Sociologists have argued for and against protests based on different reasons. In the early 1990s, sociologists argue that protests and demonstrations were rampant as people saw them as a means of ensuring their collectiveness in behavior. In the United States, for example, this was a period that racism and other forms of segregation were rampant and the people who felt aggrieved engaged in protests and demonstrations as a way of collectively airing their dissatisfaction with the normal practices of racism and segregation.
Research studies have also shown that different people do undertake to demonstrate for different reasons. There are those who view it as a means of highlighting and addressing social issues within societies. Across the world, several communities and nations are faced with the challenge of protest (Reed, 7-35). The current crisis experienced in Ukraine erupted out of protests by the locals. The protestors were airing their dissatisfaction with their government. The protest has eventually resulted into a crisis that now involves not only the Ukrainians but other states. There are also other protests in other parts of the world currently going on.
Questions then arise as to why people still engage in protest, in this age and era when there are other avenues to channel their grievances. According to sociologists, the current protests are different from the earlier ones as those were based on labor movements (Reed, 15-56). Currently, protests have taken a different dimension and are more socially and politically inclined than previously. Scholars like Charles Tilly further argue that the new middle class has famed their mental attitude towards protests and demonstrations differently from the previous. It has further been shaped by the emergence of press that has provided several platforms that people engage in at different levels.
The engagement has ensured that there is a continuous exchange of ideas that in effect has an impact on the general population thus giving rise to a new bead of protestors based on their convictions on the said protests (Denver, 32-78). In concluding, therefore, the press is found to have the greatest bearing on the protest and demonstrations witnessed across the world as much of the information is shared through the press. A clear example is the protests that swept through the Arab world. It is through the press that the information on organizations of protests and the need to liberate people that other Arab countries got wind of what was happening in their sister countries thus spurring seriously of protest within the Arab world.

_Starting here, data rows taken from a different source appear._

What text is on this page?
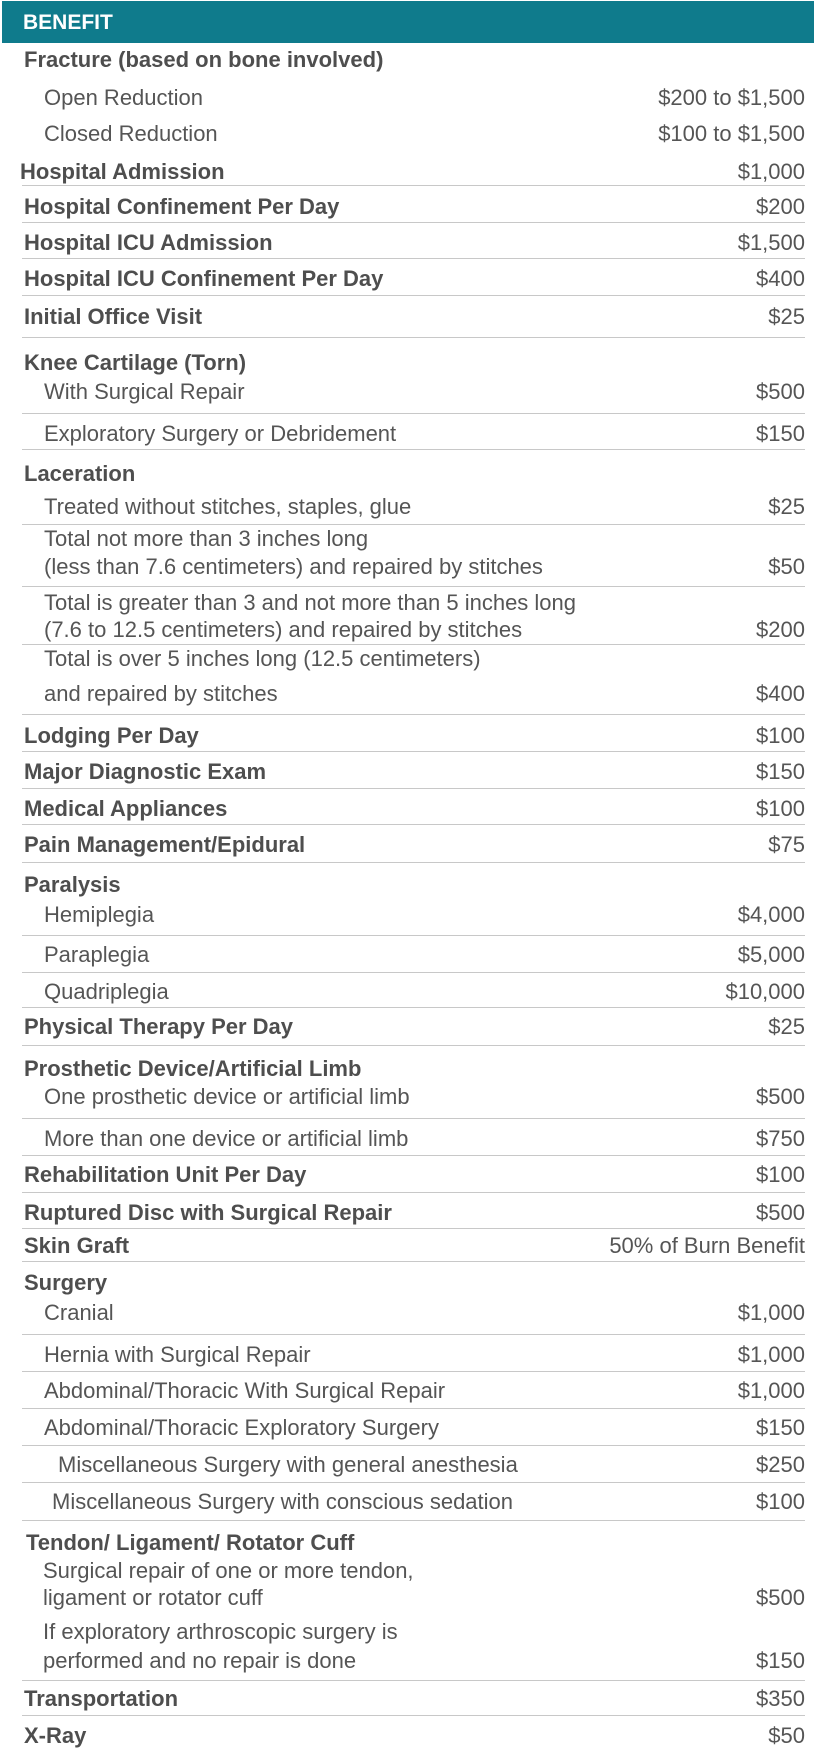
BENEFIT
Fracture (based on bone involved)
Open Reduction	$200 to $1,500
Closed Reduction	$100 to $1,500
Hospital Admission	$1,000
Hospital Confinement Per Day	$200
Hospital ICU Admission	$1,500
Hospital ICU Confinement Per Day	$400
Initial Office Visit	$25
Knee Cartilage (Torn)
With Surgical Repair	$500
Exploratory Surgery or Debridement	$150
Laceration
Treated without stitches, staples, glue	$25
Total not more than 3 inches long
(less than 7.6 centimeters) and repaired by stitches	$50
Total is greater than 3 and not more than 5 inches long
(7.6 to 12.5 centimeters) and repaired by stitches	$200
Total is over 5 inches long (12.5 centimeters)
and repaired by stitches	$400
Lodging Per Day	$100
Major Diagnostic Exam	$150
Medical Appliances	$100
Pain Management/Epidural	$75
Paralysis
Hemiplegia	$4,000
Paraplegia	$5,000
Quadriplegia	$10,000
Physical Therapy Per Day	$25
Prosthetic Device/Artificial Limb
One prosthetic device or artificial limb	$500
More than one device or artificial limb	$750
Rehabilitation Unit Per Day	$100
Ruptured Disc with Surgical Repair	$500
Skin Graft	50% of Burn Benefit
Surgery
Cranial	$1,000
Hernia with Surgical Repair	$1,000
Abdominal/Thoracic With Surgical Repair	$1,000
Abdominal/Thoracic Exploratory Surgery	$150
Miscellaneous Surgery with general anesthesia	$250
Miscellaneous Surgery with conscious sedation	$100
Tendon/ Ligament/ Rotator Cuff
Surgical repair of one or more tendon,
ligament or rotator cuff	$500
If exploratory arthroscopic surgery is
performed and no repair is done	$150
Transportation	$350
X-Ray	$50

Danver, Steven L. Revolts, Protests, Demonstrations, And Rebellions In American History: An Encyclopedia. Santa Barbara, Calif: ABC-CLIO, 2011. Print.
Reed, T.V. The Art Of Protest: Culture And Activism From The Civil Rights Movement To The Streets Of Seattle. Bristol: University Presses Marketing, Distributor, 2005. Print.
Hart, Marjolein C, And Dennis Bos. Humour And Social Protest. Cambridge: Press Syndicate Of The University Of Cambridge, 2007. Print.